東京探偵小町 第二十五話「厳しい罰」 <1>

   

「そんなに大きい、恐ろしい野犬だったんですか?」
「大きさじゃねェ、力がバケモンじみてやがった。ありゃア底なしだ。打ち込んでも打ち込んでも、いっかな倒れやしねェ」

小説版『東京探偵小町
第八部 ―彷徨編―

Illustration:Dite

 

 見慣れぬ天井に眉をひそめたのもつかの間、和豪はチッと舌打ちをして体を起こした。だが、完全に起き上がるより早く全身に痛みが走り、その口からうめき声がもれた。
「畜生…………」
 見れば、腕と言わず足と言わず、指先までが白い包帯に包まれている。そのところどころに血がにじんで乾き、赤黒いしみが広がっていた。
「…………せっ!」
 不意打ちであれば驚くものの、前もっての心構えがあれば、耐えきれないほどの痛みではない。
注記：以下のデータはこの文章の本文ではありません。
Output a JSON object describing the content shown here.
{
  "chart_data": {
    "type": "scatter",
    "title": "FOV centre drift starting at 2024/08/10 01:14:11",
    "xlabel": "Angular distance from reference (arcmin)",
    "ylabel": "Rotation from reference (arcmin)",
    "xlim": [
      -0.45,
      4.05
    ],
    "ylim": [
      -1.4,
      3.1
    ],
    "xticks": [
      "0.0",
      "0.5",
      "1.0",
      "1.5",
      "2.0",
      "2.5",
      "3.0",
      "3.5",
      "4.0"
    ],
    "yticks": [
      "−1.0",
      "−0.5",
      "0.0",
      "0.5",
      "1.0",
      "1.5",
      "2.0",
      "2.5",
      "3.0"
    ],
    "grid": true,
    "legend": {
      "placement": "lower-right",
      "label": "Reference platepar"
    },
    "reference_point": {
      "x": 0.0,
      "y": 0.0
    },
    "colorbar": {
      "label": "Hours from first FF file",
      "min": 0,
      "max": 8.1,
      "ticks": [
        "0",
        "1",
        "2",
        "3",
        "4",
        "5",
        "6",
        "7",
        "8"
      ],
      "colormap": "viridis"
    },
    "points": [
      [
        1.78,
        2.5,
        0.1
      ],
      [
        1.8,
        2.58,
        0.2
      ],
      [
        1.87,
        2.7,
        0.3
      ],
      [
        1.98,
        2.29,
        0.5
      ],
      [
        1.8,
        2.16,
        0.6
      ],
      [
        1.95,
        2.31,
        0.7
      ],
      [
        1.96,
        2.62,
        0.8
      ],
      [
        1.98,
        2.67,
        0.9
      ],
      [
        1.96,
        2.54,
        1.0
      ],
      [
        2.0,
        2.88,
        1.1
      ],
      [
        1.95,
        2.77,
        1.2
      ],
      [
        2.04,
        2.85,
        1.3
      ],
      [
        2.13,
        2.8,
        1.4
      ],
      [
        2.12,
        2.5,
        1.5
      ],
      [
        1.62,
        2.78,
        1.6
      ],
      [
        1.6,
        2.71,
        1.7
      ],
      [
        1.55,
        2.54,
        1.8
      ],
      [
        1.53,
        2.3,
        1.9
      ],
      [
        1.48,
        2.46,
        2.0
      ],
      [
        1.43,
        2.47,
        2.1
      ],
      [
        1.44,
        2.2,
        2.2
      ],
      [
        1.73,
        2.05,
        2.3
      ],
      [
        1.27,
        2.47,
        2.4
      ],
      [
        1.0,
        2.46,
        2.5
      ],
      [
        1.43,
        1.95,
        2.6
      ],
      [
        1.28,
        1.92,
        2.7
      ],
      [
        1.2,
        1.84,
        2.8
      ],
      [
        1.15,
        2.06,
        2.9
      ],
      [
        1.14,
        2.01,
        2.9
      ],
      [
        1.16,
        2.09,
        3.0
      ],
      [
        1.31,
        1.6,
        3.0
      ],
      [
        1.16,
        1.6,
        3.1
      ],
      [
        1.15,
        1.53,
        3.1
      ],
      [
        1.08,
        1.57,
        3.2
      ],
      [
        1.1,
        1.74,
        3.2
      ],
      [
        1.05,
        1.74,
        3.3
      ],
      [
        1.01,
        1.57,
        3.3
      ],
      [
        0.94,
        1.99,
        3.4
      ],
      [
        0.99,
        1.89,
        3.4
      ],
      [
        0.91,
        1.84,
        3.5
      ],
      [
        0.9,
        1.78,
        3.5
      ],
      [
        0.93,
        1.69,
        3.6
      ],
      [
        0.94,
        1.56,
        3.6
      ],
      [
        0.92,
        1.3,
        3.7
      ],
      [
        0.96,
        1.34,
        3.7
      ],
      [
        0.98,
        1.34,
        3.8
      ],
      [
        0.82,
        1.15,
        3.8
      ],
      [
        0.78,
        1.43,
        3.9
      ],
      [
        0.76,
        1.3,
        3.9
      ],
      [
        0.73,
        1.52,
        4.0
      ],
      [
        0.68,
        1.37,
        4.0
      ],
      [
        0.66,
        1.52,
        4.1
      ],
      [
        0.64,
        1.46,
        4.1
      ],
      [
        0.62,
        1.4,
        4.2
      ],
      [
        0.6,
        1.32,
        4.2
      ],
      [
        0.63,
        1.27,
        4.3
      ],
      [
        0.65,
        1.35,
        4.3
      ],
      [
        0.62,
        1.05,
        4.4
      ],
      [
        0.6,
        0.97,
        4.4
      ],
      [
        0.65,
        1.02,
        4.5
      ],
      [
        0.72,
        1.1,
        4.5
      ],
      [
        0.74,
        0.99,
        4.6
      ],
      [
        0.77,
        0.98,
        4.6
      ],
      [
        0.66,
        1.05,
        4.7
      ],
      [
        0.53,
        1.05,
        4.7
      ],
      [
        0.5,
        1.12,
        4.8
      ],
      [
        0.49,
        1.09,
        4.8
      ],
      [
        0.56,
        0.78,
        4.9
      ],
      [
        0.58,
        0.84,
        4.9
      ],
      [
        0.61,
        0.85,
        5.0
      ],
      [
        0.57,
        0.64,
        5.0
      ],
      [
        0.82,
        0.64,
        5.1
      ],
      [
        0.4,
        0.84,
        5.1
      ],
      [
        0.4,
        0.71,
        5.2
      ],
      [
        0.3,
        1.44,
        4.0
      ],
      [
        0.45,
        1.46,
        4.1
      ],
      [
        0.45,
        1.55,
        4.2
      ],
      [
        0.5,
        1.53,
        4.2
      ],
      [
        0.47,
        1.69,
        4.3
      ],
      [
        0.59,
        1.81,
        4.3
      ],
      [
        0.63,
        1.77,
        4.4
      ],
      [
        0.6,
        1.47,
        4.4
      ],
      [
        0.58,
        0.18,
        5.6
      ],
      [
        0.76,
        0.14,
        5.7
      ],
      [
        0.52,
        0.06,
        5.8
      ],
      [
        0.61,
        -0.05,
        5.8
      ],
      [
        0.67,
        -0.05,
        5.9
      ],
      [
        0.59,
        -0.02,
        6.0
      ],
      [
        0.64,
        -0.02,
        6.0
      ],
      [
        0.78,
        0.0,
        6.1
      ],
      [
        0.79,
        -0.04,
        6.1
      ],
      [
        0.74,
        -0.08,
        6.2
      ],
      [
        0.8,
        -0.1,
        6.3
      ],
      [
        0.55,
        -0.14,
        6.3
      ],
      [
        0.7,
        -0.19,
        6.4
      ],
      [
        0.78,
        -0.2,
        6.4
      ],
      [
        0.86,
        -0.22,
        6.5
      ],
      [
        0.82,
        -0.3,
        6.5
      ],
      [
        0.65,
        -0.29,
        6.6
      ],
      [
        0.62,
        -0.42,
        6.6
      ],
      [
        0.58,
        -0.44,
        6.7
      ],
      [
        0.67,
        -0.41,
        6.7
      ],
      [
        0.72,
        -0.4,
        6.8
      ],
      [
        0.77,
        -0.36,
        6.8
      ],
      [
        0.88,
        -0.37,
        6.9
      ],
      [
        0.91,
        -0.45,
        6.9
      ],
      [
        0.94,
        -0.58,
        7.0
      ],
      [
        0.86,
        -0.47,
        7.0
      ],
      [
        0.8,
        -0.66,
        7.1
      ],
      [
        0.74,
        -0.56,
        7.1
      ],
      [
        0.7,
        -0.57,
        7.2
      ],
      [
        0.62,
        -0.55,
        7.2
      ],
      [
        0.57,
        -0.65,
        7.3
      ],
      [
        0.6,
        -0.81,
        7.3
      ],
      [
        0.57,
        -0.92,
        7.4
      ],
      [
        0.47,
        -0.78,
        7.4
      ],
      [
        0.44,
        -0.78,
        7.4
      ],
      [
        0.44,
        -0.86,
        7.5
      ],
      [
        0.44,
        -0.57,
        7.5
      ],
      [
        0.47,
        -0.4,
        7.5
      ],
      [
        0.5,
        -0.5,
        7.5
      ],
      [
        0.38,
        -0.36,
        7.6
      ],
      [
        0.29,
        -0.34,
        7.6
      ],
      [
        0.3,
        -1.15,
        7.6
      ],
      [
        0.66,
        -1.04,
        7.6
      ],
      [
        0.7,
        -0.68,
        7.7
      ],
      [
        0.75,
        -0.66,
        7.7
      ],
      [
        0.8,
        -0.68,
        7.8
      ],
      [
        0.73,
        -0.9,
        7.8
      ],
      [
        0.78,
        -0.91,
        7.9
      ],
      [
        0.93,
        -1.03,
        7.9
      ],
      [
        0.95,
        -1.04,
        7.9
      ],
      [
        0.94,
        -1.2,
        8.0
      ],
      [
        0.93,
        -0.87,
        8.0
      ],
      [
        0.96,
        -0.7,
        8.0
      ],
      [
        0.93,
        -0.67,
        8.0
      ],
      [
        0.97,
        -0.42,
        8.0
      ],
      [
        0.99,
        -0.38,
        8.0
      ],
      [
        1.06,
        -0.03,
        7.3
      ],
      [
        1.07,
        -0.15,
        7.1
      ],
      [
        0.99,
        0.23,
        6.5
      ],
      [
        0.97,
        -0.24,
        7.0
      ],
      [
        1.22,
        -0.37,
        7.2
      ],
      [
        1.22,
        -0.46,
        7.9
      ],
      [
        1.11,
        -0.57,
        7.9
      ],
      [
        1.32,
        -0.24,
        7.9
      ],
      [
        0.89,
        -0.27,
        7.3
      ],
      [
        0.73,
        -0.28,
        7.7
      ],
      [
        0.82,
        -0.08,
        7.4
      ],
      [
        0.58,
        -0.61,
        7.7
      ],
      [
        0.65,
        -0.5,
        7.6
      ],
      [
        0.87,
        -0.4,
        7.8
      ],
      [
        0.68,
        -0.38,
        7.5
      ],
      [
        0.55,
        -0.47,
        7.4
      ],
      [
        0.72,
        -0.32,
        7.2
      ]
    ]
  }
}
和豪は小さく気合いを入れて起き上がると、まだ小鳥の囀りもない夜明け前の薄闇のなか、隣の寝台に目をやった。
 壁からカーテンから、すべてが白一色の室内には、三台の簡素な寝台が並んでいた。和豪の寝台は窓側にあり、中央に蒼馬、そしてどうやら廊下側には、時枝が眠っているようだった。和豪は昏々と眠り続ける二人を起こさないよう、物音ひとつ立てずに寝台から降りると、悔しそうに拳を固めた。
「おい、チビ師匠。これッくらいで、くたばるんじゃねェぞ」
 最大限の注意を払って蒼馬の寝顔を見守り、かすかながらも寝息が聞こえるのに安堵して、その頭をくしゃりと撫でる。無論それで蒼馬が目を覚ますはずもなく、額にびっしりと寝汗を浮かべたまま、身じろぎもせずに眠り続けていた。
 和豪はいかにも医院のものらしい、飾り気のない病衣の袖で蒼馬の寝汗を拭ってやると、意を決して廊下側の寝台前に移った。果たしてそこに身を横たえていたのは、彼が命を賭して守ると天に誓った、最愛の少女だった。
「大将…………」
 結い紐を失ってざんばらになった髪をやや乱暴にかきあげると、和豪は時枝の寝台の横にひざまずいた。眠っていても傷が痛むのだろう、安らかな寝顔とは言い難い。全身が熱を持って暑いのか、時枝もまた寝汗を浮かべ、きつく包帯の巻かれた痛々しい腕を、掛け布団の外に出していた。
 どれほど深い傷を負ったのか、時枝の包帯にも、点々と血がにじんでいる。時枝が怪我をしているのは、蒼馬を抱きかかえて階段を降りてくる姿を見た瞬間に気づいたのだが、なかば放り出すようにして野犬退治に向かったのだ。本当に放り出したわけではない、傷ついた時枝たちを同道していた柏田に委ねたのだが、「守ってやれなかった」という事実が和豪の心に重くのしかかっていた。
「こンな包帯だらけになっちまって……痛ェだろ。俺がもうちっと早く行ってりゃ……門の前でグズグズしてねェで、さっさとなかに入ってりゃア良かったンだ。そうすりゃ大将もチビ師匠も、こンなことにならずに済んだってのにな。済まねェ」
 時枝の用心棒を自負している和豪である、さまざまな事情はあれ、肝心なときについていてやれなったのは、怠慢以外の何物でもない。しかも、結果的には、野犬もアヴェルスも取り逃がしているのだ。それにも関わらず、こうして命があるのは。
「クソッ。犬ッコロ一匹も倒せねェようじゃ、とどめを刺す価値もねェってことかよ…………!」
 恐らくと言うより、まさしくそうなのだろう。
 時枝たちを襲った野犬を、アヴェルスは「魔犬」と呼んでいたが、そんなおとぎ話のようなものが実在するわけがない。確かに大きい、狼を思わせるほどの凶暴な犬ではあったが、熊のような巨体だったわけでもないのだ。となれば、やはり自分の技量が劣っていたと考えるしかなかった。